"The best thinking has been done in solitude. The worst has been done in turmoil" Thomas Edison
When was the last time you purposefully spent time alone, if only for a few minutes?
According to Psychology Today solitude “is a positive and constructive state of engagement with oneself. Solitude is desirable, a state of being alone where you provide yourself wonderful and sufficient company.”
Solitude is positively health-boosting and has been shown scientifically to help us feel calm and increase our self-reliance and freedom to choose activities we enjoy and value.
Solitude is a valuable part of my personal spiritual practice and enables me to eliminate distraction from everyday activities long enough to listen to the still voice within.
Solitude is my happy place, often spent in a quiet spot in nature where I can hear myself think.
Lately I have been reflecting on summer holidays spent on my grannie’s farm in the west of Ireland. My brother and I and all our cousins came together to enjoy the fun and freedom to be had on the farm, with space to explore and spend time together and alone.
I remember other times in childhood when I would actively seek out time in an environment where I could do what I wanted and connect to my true self and be me.
Often it accompanied spells of creativity and artistic endeavour, a state of just being in flow and allowing inspiration and ideas to incubate.
In solitude there is a sense of autonomy, of self-reliance, of freedom from outside pressure and increased self-connection. Autonomy imbues us with a sense of wellbeing enabling us to grow and mature in healthy ways.
Time spent in solitude gives me space to reflect. It is an intentional space which allows me to process my thoughts and emotions, bringing clarity and deepening self-understanding and self-compassion.
The right amount of solitude can improve both our inner lives and our relationships with others. There is a misconception that solitude equates to loneliness but as A Course in Miracles reminds us “You can never be alone because the source of all life goes with you wherever you go (Lesson 41)”.

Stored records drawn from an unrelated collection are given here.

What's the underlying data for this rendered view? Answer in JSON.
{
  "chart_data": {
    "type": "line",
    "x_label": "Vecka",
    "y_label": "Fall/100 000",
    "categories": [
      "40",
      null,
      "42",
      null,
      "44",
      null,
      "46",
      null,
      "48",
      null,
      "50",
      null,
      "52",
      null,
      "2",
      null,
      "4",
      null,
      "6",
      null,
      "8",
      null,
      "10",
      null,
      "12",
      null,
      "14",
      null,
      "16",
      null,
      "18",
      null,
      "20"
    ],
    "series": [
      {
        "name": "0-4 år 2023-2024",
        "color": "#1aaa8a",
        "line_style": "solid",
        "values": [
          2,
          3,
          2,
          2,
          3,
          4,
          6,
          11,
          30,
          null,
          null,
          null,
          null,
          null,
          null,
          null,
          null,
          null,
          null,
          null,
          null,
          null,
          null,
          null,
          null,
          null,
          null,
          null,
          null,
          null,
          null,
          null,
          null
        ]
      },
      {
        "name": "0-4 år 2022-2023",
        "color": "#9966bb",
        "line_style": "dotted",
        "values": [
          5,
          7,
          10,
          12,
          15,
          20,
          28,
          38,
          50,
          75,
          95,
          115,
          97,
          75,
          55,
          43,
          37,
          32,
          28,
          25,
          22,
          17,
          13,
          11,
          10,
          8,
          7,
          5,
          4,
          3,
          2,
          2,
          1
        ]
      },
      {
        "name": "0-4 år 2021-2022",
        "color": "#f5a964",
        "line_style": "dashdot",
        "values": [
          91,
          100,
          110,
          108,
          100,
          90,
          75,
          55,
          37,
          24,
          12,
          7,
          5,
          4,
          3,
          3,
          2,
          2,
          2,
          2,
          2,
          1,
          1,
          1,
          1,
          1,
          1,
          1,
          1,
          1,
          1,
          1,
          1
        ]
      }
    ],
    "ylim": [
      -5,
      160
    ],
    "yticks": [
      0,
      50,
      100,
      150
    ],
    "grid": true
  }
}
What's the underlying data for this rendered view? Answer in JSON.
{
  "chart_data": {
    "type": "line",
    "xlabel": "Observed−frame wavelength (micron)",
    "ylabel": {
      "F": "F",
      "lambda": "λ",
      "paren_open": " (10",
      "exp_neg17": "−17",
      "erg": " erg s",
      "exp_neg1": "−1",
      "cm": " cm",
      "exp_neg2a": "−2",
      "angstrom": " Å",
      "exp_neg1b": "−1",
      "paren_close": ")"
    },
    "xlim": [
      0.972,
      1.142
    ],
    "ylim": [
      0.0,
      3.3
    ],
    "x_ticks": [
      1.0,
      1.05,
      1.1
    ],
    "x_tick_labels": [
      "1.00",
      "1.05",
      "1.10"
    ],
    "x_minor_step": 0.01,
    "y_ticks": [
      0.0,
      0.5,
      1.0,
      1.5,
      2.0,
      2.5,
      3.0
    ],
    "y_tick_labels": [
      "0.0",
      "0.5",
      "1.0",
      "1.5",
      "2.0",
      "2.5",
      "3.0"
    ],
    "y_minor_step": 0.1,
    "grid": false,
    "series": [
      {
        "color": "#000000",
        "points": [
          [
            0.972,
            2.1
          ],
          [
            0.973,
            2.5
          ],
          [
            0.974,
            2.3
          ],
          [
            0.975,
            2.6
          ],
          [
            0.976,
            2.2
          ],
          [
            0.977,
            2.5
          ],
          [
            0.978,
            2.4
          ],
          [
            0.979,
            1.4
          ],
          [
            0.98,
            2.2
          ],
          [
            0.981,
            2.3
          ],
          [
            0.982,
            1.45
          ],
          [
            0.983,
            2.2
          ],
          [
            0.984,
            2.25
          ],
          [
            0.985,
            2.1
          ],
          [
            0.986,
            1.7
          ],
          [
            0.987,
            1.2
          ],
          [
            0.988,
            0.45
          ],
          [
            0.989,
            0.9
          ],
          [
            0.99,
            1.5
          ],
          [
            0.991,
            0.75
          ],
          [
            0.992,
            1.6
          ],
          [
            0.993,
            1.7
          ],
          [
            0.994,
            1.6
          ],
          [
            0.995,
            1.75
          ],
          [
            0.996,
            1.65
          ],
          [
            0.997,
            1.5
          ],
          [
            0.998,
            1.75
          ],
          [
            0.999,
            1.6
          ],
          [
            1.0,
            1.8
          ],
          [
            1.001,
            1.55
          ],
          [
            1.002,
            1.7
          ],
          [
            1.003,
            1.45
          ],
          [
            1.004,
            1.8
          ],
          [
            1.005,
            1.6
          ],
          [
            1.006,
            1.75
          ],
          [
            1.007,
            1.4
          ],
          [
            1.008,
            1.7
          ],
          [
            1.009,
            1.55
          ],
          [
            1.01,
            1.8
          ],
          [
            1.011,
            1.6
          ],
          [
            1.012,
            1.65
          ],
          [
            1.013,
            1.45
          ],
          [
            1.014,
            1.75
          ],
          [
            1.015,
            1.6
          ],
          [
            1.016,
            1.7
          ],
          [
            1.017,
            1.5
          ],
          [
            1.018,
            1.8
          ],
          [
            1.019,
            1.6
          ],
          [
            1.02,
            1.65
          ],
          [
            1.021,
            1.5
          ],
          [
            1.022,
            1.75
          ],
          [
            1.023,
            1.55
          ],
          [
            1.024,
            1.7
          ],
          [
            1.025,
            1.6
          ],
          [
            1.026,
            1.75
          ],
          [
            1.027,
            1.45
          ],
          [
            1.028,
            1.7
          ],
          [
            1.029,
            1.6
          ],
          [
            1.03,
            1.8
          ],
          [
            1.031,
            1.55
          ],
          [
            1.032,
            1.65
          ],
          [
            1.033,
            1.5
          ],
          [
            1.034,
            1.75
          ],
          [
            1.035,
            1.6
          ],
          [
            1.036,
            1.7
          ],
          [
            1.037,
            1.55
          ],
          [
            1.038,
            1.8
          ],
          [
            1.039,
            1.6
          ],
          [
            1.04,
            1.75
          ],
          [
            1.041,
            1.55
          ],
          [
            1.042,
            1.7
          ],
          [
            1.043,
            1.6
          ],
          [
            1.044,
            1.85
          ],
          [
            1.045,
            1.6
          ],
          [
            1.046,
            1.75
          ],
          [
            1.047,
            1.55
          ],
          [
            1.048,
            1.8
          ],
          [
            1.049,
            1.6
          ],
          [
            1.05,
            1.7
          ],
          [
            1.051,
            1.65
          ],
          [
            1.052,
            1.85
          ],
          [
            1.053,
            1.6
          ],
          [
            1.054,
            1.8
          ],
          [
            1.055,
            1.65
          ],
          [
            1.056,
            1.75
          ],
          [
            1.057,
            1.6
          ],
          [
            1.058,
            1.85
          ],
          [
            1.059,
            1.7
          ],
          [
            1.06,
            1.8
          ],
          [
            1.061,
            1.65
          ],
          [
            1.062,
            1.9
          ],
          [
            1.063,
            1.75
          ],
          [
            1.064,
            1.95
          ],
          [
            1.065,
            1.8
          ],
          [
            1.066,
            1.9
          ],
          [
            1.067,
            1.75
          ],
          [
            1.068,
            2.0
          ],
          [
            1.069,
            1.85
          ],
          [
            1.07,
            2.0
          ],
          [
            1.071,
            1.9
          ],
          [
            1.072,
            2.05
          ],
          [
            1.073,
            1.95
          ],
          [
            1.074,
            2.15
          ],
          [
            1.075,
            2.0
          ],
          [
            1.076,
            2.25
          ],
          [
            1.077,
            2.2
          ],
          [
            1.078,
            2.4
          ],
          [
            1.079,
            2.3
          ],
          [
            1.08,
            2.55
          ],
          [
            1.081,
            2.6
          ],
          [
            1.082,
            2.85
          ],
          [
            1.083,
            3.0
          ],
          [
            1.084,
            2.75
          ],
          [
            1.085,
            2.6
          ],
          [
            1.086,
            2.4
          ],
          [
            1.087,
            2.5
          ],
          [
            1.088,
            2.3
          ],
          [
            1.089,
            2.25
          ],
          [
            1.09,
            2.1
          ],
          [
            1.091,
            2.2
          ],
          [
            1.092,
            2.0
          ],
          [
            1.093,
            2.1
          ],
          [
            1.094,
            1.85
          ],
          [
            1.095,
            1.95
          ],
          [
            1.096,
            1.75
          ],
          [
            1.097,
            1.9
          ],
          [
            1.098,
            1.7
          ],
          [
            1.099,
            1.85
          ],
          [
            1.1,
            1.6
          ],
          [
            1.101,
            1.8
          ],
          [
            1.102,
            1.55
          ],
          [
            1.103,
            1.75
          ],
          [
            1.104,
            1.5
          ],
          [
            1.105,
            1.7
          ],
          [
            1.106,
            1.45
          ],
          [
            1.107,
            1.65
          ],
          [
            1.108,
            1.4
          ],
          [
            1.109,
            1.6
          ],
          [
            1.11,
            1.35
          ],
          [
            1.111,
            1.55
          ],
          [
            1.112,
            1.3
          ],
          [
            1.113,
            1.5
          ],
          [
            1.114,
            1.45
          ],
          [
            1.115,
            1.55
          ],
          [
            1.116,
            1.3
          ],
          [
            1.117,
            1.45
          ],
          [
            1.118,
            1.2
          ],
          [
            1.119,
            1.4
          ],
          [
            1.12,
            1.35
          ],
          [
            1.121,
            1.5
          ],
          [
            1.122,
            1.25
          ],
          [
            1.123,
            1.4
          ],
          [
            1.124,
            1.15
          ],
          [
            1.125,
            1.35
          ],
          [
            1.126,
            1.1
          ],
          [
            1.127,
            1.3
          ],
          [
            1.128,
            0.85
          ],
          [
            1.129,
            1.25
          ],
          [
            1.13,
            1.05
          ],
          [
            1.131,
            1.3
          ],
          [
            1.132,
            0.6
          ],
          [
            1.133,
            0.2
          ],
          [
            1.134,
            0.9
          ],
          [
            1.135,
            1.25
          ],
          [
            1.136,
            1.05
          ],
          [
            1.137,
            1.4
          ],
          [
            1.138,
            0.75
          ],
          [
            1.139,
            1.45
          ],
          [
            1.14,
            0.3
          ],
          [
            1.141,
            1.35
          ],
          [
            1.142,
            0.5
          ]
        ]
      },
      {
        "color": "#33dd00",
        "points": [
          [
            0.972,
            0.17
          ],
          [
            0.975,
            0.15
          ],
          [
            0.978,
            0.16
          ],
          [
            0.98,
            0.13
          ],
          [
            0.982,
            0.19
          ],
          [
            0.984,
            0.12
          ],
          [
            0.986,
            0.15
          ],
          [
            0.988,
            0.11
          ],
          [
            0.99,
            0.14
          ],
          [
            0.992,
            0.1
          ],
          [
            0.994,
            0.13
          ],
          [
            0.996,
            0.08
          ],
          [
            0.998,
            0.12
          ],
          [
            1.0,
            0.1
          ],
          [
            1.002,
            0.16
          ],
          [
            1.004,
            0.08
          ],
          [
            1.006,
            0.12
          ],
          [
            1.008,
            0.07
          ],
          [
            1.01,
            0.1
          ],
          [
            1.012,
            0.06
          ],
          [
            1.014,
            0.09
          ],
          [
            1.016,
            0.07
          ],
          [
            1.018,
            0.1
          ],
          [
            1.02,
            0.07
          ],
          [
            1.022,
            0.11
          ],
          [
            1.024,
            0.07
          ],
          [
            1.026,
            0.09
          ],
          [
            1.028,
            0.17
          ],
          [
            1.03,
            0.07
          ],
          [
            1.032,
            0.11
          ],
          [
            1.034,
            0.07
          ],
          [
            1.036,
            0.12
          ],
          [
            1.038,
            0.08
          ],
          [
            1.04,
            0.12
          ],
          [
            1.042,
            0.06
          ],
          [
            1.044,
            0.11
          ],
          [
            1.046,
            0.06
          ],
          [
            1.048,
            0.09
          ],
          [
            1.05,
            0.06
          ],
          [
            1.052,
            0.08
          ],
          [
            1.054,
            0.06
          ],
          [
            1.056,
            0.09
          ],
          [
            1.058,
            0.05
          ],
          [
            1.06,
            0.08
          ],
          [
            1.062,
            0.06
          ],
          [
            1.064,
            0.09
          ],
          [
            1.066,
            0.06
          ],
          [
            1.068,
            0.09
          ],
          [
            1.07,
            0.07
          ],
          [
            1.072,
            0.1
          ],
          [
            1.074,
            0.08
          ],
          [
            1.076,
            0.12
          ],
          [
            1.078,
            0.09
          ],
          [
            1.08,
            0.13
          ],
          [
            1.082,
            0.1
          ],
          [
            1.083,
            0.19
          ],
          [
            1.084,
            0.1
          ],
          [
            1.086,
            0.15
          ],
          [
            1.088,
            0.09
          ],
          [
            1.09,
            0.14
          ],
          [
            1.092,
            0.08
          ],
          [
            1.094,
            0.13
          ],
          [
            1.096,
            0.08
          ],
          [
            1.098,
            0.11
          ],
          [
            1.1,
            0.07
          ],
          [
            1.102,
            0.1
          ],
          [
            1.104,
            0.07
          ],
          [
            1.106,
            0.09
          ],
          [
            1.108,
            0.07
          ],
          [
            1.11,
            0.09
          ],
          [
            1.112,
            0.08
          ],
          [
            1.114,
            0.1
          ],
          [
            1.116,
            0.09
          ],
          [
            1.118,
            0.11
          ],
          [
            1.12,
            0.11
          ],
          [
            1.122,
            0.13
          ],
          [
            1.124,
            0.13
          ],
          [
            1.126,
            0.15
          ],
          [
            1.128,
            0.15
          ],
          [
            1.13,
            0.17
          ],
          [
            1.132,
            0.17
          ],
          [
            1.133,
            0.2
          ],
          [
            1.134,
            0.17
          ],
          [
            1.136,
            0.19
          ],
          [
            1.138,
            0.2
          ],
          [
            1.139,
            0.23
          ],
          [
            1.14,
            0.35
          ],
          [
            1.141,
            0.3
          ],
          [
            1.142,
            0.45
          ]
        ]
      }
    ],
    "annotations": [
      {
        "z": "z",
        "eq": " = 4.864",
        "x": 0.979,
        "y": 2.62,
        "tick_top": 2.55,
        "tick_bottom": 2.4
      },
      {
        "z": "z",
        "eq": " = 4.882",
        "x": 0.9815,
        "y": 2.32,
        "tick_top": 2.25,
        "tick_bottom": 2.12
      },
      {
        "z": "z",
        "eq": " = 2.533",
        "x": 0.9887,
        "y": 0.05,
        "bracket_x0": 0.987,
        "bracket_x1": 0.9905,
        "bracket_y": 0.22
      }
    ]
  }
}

Solitude begins when we stop talking and start listening. To listen is to receive, to hear, to understand. There is an intimate connection between solitude and silence where I may be open to guidance and receptive to inspiration.
In my one-to-one therapeutic work it is essential that I feel comfortable with silence. Silence allows my client space to tap into deep feelings and to be held in safety while these feelings are brought to the surface for healing.
To quote Rachel Naomi Remen:
“Perhaps the most important thing we bring to another person
is the silence in us, not the sort of silence that is filled
with unspoken criticism or hard withdrawal.
The sort of silence that is a place of refuge, of rest,
of acceptance of someone as they are.
We are all hungry for this other silence.
It is hard to find.
In its presence we can remember something beyond the moment,
a strength on which to build a life.
Silence is a place of great power and healing.”
How can you find time today to purposefully withdraw from people and get still enough to hear the voice within?